#MEAction’s Congressional Committee team has been very busy this year. We want to give you a status update and alert you to an ongoing action you can pursue.
Since March of this year, #MEAction, in partnership with the Solve ME/CFS Initiative and MassME/CFS & FM Association, has been working to increase funding for ME/CFS research and education through the Congressional Appropriations request process.
These requests included:
1) Requesting $9.9 million for ME/CFS programs at the Centers for Disease Control (CDC) (Labor-HHS committee) and language in appropriations reports guiding the Department of Health and Human Services (HHS), including the CDC and the National Institutes of Health (NIH). $4.5 million of the CDC request was an increase over recent budgets.
2) Adding ME/CFS to the Peer-Reviewed Medical Research Program (Defense committee)
Some 66 Members of Congress from both political parties supported our requests: 46 Representatives and 20 Senators!
The Committees did include some of our requested language – yeah!!!- and adopted measures that should increase the possibility of Department of Defense grant money for ME/CFS research. Yeah again! However, they did not increase the CDC budget. Nothing is final, though, until the FY 20 budget is signed. As has been the case in recent years, Congress did not pass the budget for the next fiscal year (FY20) by the September 30th deadline. Instead, the President signed a Continuing Resolution (CR) to fund the government through November 21st at last year’s levels. Hopefully, there will be a final budget by that date – if not, there will be another CR.

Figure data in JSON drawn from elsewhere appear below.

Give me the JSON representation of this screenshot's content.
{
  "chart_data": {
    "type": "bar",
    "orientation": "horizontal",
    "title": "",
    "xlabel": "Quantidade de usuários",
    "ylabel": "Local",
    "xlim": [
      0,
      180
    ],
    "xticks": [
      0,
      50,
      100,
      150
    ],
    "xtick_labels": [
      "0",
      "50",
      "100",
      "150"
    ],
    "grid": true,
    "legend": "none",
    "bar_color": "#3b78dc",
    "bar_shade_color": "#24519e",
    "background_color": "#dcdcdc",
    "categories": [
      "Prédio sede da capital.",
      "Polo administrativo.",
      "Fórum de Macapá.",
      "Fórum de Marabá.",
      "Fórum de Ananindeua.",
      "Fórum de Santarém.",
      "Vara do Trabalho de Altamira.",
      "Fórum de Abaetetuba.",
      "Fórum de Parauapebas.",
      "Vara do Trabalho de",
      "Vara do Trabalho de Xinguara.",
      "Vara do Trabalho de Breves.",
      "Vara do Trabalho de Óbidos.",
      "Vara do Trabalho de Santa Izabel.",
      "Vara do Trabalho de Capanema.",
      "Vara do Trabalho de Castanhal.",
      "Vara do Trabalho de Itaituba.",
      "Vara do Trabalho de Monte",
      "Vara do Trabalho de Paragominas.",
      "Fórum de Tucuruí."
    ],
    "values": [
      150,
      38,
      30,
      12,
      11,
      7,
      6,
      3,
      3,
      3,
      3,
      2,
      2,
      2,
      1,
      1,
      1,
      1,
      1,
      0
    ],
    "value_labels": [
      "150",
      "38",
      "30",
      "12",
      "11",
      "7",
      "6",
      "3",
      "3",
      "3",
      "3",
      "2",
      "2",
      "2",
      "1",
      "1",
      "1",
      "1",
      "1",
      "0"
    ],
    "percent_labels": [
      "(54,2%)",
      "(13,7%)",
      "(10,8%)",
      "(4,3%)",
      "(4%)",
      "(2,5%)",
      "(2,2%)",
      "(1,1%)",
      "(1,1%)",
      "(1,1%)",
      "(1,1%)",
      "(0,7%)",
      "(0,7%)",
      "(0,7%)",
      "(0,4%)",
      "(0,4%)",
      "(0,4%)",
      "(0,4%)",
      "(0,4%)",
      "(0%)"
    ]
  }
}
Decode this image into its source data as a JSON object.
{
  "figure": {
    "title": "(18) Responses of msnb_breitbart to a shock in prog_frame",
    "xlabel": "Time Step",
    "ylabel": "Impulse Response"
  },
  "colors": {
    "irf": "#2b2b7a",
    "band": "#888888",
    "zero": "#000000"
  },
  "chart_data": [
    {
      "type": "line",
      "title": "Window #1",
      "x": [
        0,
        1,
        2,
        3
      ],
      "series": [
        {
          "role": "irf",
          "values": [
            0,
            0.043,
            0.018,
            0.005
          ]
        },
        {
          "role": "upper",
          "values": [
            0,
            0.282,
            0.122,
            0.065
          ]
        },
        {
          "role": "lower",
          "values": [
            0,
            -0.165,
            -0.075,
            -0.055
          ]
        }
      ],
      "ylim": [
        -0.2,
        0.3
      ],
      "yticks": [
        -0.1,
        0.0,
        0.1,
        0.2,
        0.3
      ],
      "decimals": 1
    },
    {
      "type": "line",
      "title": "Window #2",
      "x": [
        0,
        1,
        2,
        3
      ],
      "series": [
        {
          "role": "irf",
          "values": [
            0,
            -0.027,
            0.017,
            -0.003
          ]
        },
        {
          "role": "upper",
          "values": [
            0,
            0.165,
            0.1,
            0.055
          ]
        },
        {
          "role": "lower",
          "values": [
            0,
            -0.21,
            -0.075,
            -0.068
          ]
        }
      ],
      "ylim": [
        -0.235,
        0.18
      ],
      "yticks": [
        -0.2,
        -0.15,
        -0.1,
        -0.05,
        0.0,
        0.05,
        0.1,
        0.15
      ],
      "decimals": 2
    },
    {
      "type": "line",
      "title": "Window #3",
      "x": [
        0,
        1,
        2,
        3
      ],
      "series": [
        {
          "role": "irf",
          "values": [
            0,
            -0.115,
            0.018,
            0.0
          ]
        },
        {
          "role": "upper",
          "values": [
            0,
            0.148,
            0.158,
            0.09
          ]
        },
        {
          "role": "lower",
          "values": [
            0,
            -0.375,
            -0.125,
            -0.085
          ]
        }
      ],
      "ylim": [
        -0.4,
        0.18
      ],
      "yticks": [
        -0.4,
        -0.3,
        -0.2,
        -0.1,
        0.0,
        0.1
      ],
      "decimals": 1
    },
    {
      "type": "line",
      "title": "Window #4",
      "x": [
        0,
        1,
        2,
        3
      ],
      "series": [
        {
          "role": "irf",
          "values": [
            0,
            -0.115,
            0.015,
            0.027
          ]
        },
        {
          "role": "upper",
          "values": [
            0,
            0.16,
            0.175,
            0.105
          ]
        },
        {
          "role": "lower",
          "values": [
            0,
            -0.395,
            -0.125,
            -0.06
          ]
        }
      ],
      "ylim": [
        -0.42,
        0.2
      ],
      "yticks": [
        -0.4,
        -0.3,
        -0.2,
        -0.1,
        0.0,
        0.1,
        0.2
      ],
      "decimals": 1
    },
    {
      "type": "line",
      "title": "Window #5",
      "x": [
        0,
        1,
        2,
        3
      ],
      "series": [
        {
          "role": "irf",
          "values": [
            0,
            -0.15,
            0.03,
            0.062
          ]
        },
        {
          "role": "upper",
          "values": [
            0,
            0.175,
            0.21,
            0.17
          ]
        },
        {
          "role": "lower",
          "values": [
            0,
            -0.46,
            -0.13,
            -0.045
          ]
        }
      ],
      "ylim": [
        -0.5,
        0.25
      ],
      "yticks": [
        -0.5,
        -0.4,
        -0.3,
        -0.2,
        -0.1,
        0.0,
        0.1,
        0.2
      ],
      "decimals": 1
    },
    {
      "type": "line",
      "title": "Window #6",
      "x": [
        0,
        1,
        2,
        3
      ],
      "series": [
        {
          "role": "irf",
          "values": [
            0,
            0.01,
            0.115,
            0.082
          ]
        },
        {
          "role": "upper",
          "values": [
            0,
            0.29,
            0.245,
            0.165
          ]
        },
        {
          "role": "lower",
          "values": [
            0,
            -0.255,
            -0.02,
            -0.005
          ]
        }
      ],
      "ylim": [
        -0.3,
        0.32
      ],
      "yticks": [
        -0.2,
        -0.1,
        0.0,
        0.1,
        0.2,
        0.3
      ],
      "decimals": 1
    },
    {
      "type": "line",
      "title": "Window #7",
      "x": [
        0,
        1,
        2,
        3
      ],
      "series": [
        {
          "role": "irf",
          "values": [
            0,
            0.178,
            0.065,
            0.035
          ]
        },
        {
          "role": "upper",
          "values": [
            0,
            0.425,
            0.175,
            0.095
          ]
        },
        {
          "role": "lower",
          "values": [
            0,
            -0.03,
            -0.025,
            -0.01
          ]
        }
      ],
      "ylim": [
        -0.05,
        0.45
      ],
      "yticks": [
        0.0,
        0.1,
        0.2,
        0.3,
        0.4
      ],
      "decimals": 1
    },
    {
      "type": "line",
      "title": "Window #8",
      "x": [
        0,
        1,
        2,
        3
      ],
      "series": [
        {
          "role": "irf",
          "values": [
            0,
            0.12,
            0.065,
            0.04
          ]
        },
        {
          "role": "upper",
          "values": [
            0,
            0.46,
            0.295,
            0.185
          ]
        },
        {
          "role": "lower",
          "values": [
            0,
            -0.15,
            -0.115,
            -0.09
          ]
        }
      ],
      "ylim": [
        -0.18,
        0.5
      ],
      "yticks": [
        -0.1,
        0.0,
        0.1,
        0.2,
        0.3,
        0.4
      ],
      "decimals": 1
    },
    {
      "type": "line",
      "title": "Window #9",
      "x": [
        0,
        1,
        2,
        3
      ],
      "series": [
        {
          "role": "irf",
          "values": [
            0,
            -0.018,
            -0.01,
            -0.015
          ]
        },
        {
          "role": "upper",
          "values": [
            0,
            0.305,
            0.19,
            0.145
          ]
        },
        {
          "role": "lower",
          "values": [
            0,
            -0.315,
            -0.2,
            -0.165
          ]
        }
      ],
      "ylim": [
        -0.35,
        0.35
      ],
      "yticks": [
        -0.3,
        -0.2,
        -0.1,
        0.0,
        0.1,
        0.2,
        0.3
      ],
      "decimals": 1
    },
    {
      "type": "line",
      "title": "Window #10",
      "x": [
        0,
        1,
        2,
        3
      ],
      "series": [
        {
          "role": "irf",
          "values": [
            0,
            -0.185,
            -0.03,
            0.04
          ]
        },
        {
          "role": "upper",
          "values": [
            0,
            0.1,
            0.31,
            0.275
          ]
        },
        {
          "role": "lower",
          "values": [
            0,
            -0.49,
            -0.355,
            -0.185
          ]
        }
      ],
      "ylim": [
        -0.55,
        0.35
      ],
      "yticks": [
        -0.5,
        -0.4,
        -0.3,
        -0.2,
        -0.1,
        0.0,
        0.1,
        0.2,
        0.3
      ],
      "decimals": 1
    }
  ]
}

Please thank your members who signed letters in support of ME/CFS on social media! Here is a list of the signers and a sample social media post you can use.Thank your Member
If you are writing a House member, you may want to combine the thank you letter with a request about the House Resolution [below].
Back in May, we celebrated the historic passing of Senate Resolution 225 “Supporting the goals of International Myalgic Encephalomyelitis/Chronic Fatigue Syndrome Awareness Day.”
Now it is time to turn our attention back to the House. The House introduced an identical, bipartisan resolution, House Resolution 399, the same day the Senate Resolution passed. However, the House version is not expected to come up for a vote because of different rules in the House. We are still eager to have members co-sponsor it – this is an easy “ask” and a way to build and measure support from our elected representatives. Asking for support is a great opportunity to engage your representatives and build relationships with their staffers.
To take action, you can use this email template to reach out to your representative’s office and ask that they sign onto Res 399.Email your House Rep.
Currently we have 9 Co-Sponsors:
Rep. Lofgren (D-CA)
Rep. Bergman (R-MI)
Rep. Joyce (R-OH)
Rep. Wasserman Shultz (D-FL)
Rep. Lesko (R-AZ)
Rep. Kirkpatrick (D-AZ)
Rep. Neguse (D-CO)
Rep Schweikert (R-AZ)
Rep. Stanton (D-AZ)
We do not have any actions focused on the Senate at this time.
Looking ahead to 2020
We are excited about the opportunities ahead and look forward to working with you all to advance the fight for recognition, education, and research — so that one day, all people with ME/CFS will have access to compassionate, effective care and treatments.